There is little to cling onto here. The guitar jerks between single-string-zig-zags and buzzing clumps of notes, trapped in what otherwise be considered an eternal “noodling” state: wedged in the margin between silence and the solidity of composition, struck by the impulse to act but not yet succumbed to the desire to create. I catch recognisable words and structures within the stream of voice and grunts (the whispered snarl of “stupid fucking idiot” during “Giz”, for example) – brief moments where the brain snags on a familiar form or slips into a repetitious loop for a minute. It’s never long before Chow Mwng slumps back into the wordless blur of lips and tongue and teeth.
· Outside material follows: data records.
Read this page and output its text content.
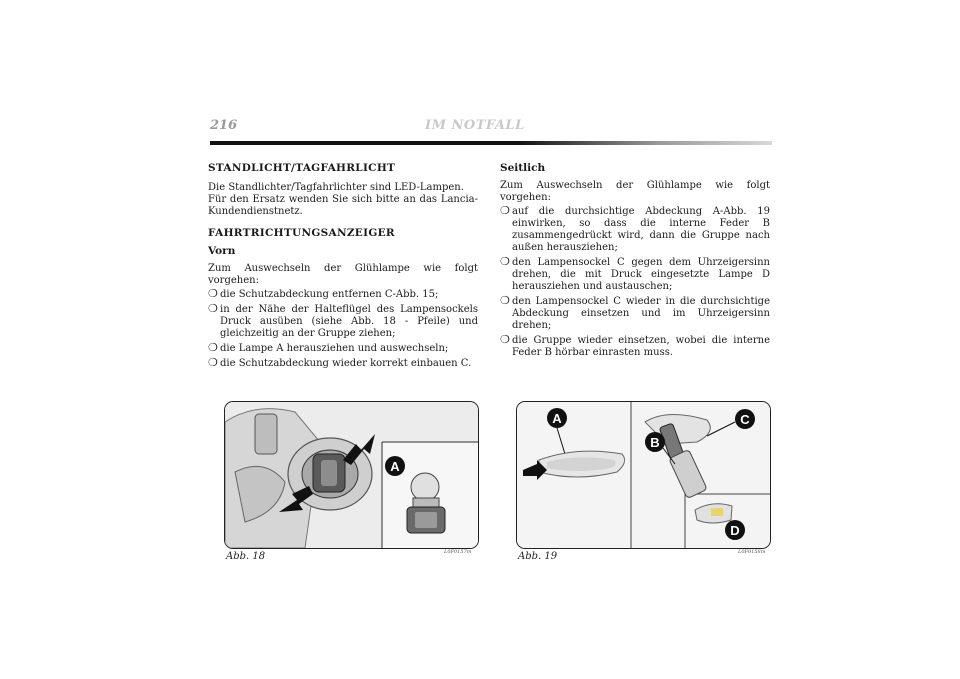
216	IM NOTFALL

STANDLICHT/TAGFAHRLICHT

Die Standlichter/Tagfahrlichter sind LED-Lampen.

Für den Ersatz wenden Sie sich bitte an das Lancia-Kundendienstnetz.

FAHRTRICHTUNGSANZEIGER

Vorn

Zum Auswechseln der Glühlampe wie folgt vorgehen:

❍ die Schutzabdeckung entfernen C-Abb. 15;
❍ in der Nähe der Halteflügel des Lampensockels Druck ausüben (siehe Abb. 18 - Pfeile) und gleichzeitig an der Gruppe ziehen;
❍ die Lampe A herausziehen und auswechseln;
❍ die Schutzabdeckung wieder korrekt einbauen C.

Seitlich

Zum Auswechseln der Glühlampe wie folgt vorgehen:

❍ auf die durchsichtige Abdeckung A-Abb. 19 einwirken, so dass die interne Feder B zusammengedrückt wird, dann die Gruppe nach außen herausziehen;
❍ den Lampensockel C gegen dem Uhrzeigersinn drehen, die mit Druck eingesetzte Lampe D herausziehen und austauschen;
❍ den Lampensockel C wieder in die durchsichtige Abdeckung einsetzen und im Uhrzeigersinn drehen;
❍ die Gruppe wieder einsetzen, wobei die interne Feder B hörbar einrasten muss.
A
Abb. 18	L0F0157m
A	C
B
D
Abb. 19	L0F0158m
In the absence of hardened compositional shapes, I grab hold of the one structural thread that seems to hold strong: the cascade of causation. Each impulsive gesture, however bizarre, feels like an outgrowth of the last. Even those incoherent vocal monologues seem to strike upon phonetic themes, rolling around alternations of “m” and “l”, or constricting the throat to retain a continuous dry rasp. “Meat-tablet” seems to mimic the withered affection of an acoustic ballad for a few minutes, while the vocal duet of “Oft before concourse”, which I presume was recorded in a moving car, seems like a malformed parody of road rage, with the usual irrepressible anger swapped out for the idle unfurling of a mind in neutral. After all, Bo Rane wasn’t forced into life through the vigour of an emotional state. Rather, it redirects that stream of inner self-talk – that conversation we’re all having with ourselves every second of the day, regardless of our mood – and sends it seeping out of the mouth and hands.